Giornale d'informazione e commento di quanto accada sul territorio avellinese. Acquisto libri con e-mail: jki74@libero.it

mercoledì 3 giugno 2026

Avellino: aspettiamo una risposta saggia e autonoma da Nello Pizza..!

 


Il provincialismo avellinese trova la sua massima espressione nell'adorazione cieca della caciara e del vicolo affollato. 

Gianluca Festa aveva intuito con precisione chirurgica i meccanismi mentali del concittadino medio-basso, e Laura Nargi ha semplicemente preso quel modello e lo ha capillarmente distribuito in ogni periferia, quasi a voler democratizzare il degrado.

Il dato più deprimente resta la capacità delle brutture urbane di fare proseliti. 

Persino Nello Pizza, dal quale ci si aspetterebbe una naturale repulsione per certe notti brave, finisce per allinearsi alla logica delle zone a traffico limitato. 

Provvedimenti spacciati per modernità che in realtà si traducono nel sistematico martirio di pensionati, anziani e residenti colpevoli solo di desiderare il diritto al riposo. 

Sotto la passata gestione Nargi i vicoli si sono trasformati in percorsi a ostacoli dove persino le ambulanze faticavano a transitare. 

Ora ci si prepara a spalancare nuovamente le porte allo spettacolo già visto di tossicodipendenza esibita, marciapiedi invasi dal vomito e sbornie moleste: 

un eccellente tirocinio per abituare precocemente i minorenni alle miserie del mondo adulto.

Nel frattempo, la massima carica cittadina arranca nella palude della composizione della giunta, prigioniera di un manuale Cencelli basato esclusivamente, sulle preferenze elettorali e non sulla competenza. 

Si assiste al solito valzer di opportunisti abili a saltare da un carro all'altro senza mai scendere da cavallo. 
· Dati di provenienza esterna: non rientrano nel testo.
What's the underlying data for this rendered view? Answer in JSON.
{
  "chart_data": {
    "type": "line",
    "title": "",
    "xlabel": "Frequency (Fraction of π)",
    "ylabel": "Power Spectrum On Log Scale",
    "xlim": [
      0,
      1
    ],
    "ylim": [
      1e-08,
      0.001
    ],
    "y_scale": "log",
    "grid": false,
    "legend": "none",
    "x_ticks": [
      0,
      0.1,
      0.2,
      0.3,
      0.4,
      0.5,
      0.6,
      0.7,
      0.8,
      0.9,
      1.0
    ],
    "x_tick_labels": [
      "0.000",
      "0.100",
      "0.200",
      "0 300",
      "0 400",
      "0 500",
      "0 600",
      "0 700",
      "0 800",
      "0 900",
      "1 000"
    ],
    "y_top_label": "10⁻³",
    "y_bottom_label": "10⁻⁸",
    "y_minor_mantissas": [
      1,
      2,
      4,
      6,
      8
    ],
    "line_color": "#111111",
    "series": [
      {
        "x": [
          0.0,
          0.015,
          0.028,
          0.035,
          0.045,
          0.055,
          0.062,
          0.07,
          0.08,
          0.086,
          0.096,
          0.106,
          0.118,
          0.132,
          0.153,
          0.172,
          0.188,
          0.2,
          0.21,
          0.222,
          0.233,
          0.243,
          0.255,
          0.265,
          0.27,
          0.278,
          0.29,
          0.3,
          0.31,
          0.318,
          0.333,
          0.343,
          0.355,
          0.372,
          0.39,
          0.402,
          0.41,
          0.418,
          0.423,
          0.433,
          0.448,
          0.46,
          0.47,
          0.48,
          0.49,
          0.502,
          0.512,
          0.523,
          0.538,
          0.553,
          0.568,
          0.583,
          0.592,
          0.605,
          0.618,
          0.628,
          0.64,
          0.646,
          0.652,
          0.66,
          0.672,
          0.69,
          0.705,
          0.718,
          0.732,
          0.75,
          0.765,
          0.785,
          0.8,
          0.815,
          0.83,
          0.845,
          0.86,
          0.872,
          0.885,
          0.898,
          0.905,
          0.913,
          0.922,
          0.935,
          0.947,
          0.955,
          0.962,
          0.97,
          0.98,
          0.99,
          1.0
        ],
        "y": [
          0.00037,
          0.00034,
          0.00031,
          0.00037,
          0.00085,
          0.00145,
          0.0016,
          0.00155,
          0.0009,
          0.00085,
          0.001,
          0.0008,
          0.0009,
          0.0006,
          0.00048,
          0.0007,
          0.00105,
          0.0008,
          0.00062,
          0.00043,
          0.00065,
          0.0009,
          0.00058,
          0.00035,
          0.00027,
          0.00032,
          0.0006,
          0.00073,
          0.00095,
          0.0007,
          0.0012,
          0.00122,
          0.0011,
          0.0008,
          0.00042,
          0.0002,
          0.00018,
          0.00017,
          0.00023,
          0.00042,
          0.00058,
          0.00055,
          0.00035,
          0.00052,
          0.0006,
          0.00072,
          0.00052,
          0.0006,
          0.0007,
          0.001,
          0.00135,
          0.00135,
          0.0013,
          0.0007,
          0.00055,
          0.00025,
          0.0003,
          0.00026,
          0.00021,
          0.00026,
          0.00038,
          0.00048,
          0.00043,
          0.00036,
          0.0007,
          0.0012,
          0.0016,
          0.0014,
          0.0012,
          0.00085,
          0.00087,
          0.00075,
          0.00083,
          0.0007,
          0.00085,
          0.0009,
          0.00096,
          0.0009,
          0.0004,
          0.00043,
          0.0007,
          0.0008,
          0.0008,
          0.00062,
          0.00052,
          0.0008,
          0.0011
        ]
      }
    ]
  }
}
Appare profondamente ingiusto che una manciata di voti, spesso racimolati con logiche clientelari, basti a cancellare la storia e la coerenza delle persone. 

Chi ha militato per anni nello stesso partito con dedizione, dimostrando un indiscutibile valore professionale, si ritrova mortificato e scavalcato dal signorotto delle tessere di turno.

Sarebbe auspicabile che Pizza lanciasse un segnale chiaro sulla natura della prossima amministrazione. 

Resta da capire se il futuro governo cittadino sia destinato a soccombere ai vari capibastone, rimanendo ostaggio delle correnti esattamente come accaduto a Laura Nargi, o se possieda la forza e l'autonomia necessarie per stabilire immediatamente le dovute gerarchie politiche e morali.